At the outset, officials had said about 3,500 deer — or approximately 166 deer per square mile — called the 22-square-mile township home. Seven deer per square mile was identified as a more manageable number in terms of environmental and human safety, Eccologix officials had said.

Getting to that point will take many more years of hunting, officials said.

“I had expected that it was going to be multi-year in order to have some effect,” supervisor Chairman Dan Worden said. “We'll get a report. Based upon that report, we'll decide what we're going to do going forward.”

Maddock said he expects to make a presentation at the March 19 supervisors meeting. He also is readying a survey for participating property owners to complete.

Serge and Adrienne Minassian beat him to the punch. The Eagle Road homeowners of 30 years sent a letter to township officials expressing their approval with the hunt.

Two hunters were assigned to the couple's 6.3-acre property, Adrienne Minassian said, adding that “you don't even know they're there.”

“They're very discreet, very professional,” she said. “We never saw a dead deer.”

What she has seen are fewer herds feasting on her garden and “sauntering across” her lane.

“The deer used to come up to the front steps,” Minassian said. “They would not even be afraid of you.”

Resident Anne Toohey said she wished the hunting season could be extended to continue reducing the population.
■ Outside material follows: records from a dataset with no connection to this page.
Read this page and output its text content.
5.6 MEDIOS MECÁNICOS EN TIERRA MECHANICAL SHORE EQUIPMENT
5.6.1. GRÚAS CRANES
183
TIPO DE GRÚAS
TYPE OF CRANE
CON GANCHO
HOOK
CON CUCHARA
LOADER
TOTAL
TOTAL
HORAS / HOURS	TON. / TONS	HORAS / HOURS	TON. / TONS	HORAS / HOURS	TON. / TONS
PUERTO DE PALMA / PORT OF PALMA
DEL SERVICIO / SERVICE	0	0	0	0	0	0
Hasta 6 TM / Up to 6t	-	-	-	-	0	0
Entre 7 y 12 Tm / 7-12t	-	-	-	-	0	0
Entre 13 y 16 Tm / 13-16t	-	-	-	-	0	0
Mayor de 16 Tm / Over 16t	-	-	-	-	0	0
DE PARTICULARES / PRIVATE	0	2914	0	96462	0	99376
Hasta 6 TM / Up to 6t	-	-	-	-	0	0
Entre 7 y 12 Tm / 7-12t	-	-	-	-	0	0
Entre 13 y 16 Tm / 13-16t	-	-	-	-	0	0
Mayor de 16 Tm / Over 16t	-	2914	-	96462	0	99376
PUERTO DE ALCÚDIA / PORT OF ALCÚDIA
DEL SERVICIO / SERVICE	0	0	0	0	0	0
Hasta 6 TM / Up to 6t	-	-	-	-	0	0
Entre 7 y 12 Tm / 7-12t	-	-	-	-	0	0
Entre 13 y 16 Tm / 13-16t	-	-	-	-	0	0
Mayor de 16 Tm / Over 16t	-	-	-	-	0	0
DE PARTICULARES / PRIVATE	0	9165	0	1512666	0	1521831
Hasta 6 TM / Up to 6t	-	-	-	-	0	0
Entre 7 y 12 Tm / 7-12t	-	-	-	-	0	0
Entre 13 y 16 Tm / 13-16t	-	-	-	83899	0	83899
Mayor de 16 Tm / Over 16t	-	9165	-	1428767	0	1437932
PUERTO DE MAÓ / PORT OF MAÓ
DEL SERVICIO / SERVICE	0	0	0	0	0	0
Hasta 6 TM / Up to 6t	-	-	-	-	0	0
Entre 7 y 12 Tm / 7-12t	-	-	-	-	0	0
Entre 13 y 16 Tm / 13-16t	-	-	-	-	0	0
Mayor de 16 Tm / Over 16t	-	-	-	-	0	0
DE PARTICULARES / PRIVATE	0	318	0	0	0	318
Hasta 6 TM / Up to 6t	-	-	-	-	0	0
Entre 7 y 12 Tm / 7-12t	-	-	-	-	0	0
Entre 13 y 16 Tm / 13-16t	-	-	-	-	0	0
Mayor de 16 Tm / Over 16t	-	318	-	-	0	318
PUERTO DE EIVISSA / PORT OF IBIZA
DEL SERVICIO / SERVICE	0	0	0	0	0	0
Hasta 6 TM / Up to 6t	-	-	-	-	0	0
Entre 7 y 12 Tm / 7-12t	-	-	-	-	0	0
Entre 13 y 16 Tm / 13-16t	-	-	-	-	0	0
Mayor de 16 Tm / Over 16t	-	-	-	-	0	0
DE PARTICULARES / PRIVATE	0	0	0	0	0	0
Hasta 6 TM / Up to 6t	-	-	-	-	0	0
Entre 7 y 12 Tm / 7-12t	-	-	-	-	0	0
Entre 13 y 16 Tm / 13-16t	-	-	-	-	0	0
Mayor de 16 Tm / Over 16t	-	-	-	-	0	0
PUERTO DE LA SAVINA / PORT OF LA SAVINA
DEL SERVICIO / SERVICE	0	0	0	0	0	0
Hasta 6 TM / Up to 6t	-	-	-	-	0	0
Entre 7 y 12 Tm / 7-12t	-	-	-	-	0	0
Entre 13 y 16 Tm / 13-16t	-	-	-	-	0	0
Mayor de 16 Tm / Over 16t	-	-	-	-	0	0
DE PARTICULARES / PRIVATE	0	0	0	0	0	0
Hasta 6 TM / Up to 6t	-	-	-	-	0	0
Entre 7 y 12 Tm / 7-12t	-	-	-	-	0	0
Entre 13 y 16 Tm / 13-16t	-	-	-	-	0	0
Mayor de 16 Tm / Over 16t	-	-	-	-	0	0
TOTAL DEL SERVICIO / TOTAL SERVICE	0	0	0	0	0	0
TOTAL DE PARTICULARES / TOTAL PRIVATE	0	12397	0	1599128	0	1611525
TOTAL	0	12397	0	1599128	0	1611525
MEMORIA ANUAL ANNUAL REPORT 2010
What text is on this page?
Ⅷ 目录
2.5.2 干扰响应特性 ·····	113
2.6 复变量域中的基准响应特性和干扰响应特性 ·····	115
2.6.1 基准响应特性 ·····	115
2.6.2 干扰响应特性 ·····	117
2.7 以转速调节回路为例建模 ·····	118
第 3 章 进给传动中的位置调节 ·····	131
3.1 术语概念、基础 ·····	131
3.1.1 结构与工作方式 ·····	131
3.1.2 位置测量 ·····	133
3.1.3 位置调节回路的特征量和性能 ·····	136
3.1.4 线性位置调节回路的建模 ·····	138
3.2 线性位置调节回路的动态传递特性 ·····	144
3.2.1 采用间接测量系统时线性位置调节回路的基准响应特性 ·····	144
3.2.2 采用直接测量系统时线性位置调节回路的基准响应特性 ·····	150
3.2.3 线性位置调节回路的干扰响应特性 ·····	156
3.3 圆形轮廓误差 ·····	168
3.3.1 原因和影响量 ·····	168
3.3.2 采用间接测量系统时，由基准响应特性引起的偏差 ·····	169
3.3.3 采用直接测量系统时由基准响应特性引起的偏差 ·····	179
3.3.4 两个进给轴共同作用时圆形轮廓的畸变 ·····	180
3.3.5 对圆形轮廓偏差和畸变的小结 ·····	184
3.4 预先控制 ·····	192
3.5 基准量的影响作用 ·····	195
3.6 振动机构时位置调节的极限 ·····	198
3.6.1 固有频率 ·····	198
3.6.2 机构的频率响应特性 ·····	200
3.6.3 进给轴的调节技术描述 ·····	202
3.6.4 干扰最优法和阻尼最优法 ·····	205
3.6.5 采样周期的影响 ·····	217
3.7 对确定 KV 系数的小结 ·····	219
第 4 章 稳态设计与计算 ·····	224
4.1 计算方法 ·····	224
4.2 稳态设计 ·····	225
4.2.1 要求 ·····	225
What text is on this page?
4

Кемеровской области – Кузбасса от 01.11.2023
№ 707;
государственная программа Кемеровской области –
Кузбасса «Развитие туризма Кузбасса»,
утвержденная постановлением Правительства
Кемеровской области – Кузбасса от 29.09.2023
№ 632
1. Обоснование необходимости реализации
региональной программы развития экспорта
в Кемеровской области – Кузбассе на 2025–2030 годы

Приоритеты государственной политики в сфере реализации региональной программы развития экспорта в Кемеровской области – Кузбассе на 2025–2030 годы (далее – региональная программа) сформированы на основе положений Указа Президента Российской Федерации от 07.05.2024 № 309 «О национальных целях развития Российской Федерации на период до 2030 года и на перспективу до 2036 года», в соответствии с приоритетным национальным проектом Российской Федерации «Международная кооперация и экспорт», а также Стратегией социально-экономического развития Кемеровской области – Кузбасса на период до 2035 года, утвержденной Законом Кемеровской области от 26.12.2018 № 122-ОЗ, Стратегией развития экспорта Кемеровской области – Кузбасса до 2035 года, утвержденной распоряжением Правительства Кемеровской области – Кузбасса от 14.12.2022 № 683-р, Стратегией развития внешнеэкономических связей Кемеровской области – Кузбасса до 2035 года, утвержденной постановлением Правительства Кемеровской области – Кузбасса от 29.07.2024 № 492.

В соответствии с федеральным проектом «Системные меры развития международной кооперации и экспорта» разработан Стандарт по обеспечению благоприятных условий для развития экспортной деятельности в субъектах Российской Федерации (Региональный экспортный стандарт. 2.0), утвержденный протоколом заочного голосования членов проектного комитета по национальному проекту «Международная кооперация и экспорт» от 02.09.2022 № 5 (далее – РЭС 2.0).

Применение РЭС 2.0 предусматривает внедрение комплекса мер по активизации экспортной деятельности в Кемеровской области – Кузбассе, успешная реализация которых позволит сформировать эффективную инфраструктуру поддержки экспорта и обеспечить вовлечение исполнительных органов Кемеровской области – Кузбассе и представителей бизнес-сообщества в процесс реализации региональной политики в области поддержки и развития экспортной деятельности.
Maddock said hunters killed about 20 deer on her 5-acre property.

“There's just too many deer. There's a huge problem nationally with the amount of deer,” Toohey said. “We need to be responsible about the deer population.”

To do so, Maddock said, more landowners would have to grant hunters access. With the same properties, he predicts 30 to 40 percent fewer deer would be killed during the upcoming season.

“They've now been to school,” Maddock said of deer. “Where we are there will be less.”

Besides one resident who urged officials to use birth control instead of hunting, the Upper Makefield hunt has received little resistance. A recent sharpshooting in Solebury sparked considerable controversy, and some in Lower Makefield have spoken out against the township's plan for a controlled hunt.